#3454 closed (fixed)
sqlite backend is using row_factory when it should be using text_factory
Reported by: | (removed) | Owned by: | Adrian Holovaty |
---|---|---|---|
Component: | Database layer (models, ORM) | Version: | dev |
Severity: | Keywords: | unicode-branch | |
Cc: | Triage Stage: | Accepted | |
Has patch: | yes | Needs documentation: | no |
Needs tests: | no | Patch needs improvement: | yes |
Easy pickings: | no | UI/UX: | no |
Description
currently, sqlite has
def utf8rowFactory(cursor, row): def utf8(s): if type(s) == unicode: return s.encode("utf-8") return s return [utf8(r) for r in row]
for row_factory; problem here is that it's rebuilding each record regardless of whether or not the utf8 conversion is required. doing
Database.text_factory = lambda s:s.decode("utf-8")
limits the conversion to just TEXT objects.

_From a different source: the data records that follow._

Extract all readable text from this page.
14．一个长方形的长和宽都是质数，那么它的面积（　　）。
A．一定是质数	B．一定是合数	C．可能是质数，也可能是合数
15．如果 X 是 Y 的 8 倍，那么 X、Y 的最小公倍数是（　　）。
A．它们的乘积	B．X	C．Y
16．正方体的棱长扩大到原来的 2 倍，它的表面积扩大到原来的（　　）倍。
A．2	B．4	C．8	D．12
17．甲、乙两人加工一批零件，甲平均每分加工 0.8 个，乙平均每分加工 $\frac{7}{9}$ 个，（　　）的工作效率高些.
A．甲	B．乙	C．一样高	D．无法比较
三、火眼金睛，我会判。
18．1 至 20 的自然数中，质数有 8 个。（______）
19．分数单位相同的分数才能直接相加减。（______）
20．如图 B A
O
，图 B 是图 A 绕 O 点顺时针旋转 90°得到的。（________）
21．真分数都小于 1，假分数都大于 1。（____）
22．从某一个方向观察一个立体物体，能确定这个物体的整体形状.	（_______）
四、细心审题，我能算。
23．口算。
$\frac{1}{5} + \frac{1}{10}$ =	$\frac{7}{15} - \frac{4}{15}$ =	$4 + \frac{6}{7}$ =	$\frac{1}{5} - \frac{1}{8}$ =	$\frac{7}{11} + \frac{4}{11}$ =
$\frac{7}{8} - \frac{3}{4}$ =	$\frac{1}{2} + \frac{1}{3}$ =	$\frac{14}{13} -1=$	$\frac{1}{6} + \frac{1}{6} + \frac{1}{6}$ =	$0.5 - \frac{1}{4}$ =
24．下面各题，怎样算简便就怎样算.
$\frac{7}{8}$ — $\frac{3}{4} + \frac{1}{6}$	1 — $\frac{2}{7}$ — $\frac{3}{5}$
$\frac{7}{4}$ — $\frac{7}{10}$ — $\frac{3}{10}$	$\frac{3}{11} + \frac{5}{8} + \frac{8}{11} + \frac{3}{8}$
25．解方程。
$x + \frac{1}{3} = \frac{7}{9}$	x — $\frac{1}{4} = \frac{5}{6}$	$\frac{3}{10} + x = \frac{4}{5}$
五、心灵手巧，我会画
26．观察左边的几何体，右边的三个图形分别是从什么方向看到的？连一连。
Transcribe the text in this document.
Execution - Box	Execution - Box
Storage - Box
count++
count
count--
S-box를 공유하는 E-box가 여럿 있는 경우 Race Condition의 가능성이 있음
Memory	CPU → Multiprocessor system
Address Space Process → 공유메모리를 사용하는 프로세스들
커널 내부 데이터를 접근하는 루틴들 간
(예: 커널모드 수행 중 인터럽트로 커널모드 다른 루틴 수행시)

This is a bit faster; that said, I'm wondering why the forced conversion- sqlite stores data in utf8, if
Database.text_factory = str
ware set, the whole decoding/encoding would be bypassed, and the native encoding (utf8) would be passed back.
In terms of performance, using Database.text_factory = lambda s:s.decode("utf-8")
gains are dependant upon the column types; greater # of non-text fields, greater the gain.
Real gain is via turning off the encode/decode and using str directly (underlying utf8); same gain in terms of avoiding extra inspection, but avoids all the extra work.
Only downside to either change I can see is that raw sql queries would return str instead of sqlites unicode. Not really sure if this is an actual issue however (don't see any other such limitation in the backends).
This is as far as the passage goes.